Jhumpa Lahiri - Sur une terre étrangère

« Elle était professeur maintenant, sa thèse consacrée à Lucrèce était un objet relié, publié, apprécié par une poignée de spécialistes, mais ce qui continuait à lui donner plus de satisfaction que tout le reste, c’était ces heures laborieuses et solitaires. Depuis ses quatorze ans, le latin avait exercé sur elle une fascination addictive, chaque ligne de texte était une pièce de puzzle sur laquelle elle se penchait jusqu’à en trouver la place. Le savoir qu’elle avait lentement accumulé, le vocabulaire, les déclinaisons, la syntaxe d’une langue disparue mais si présente dans son cerveau avaient pris une dimension sacrée : le medium qui permettait de ramener à la vie un monde qui avait péri. »

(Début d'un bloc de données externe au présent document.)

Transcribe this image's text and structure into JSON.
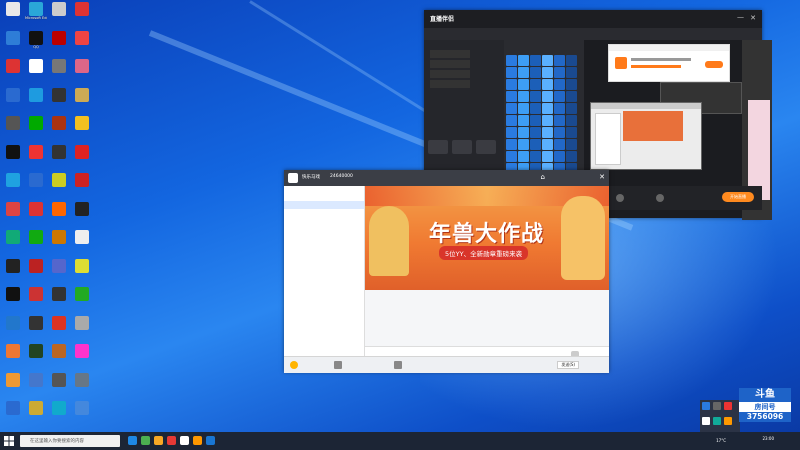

J’ai souri de complicité à ces quelques lignes rencontrées de façon somme toute inattendue au détour d’un séjour à Rome d’Hema, l’héroïne de la dernière longue nouvelle de Jhumpa Lahiri. Sur une terre étrangère, c’est le titre français pas si satisfaisant de ce recueil intitulé en anglais Unaccustomed Land, expression empruntée, comme le dévoile l’épigraphe, à l’introduction à La Lettre écarlate de Nathaniel Hawsthorne, et où il est question de pommes de terre.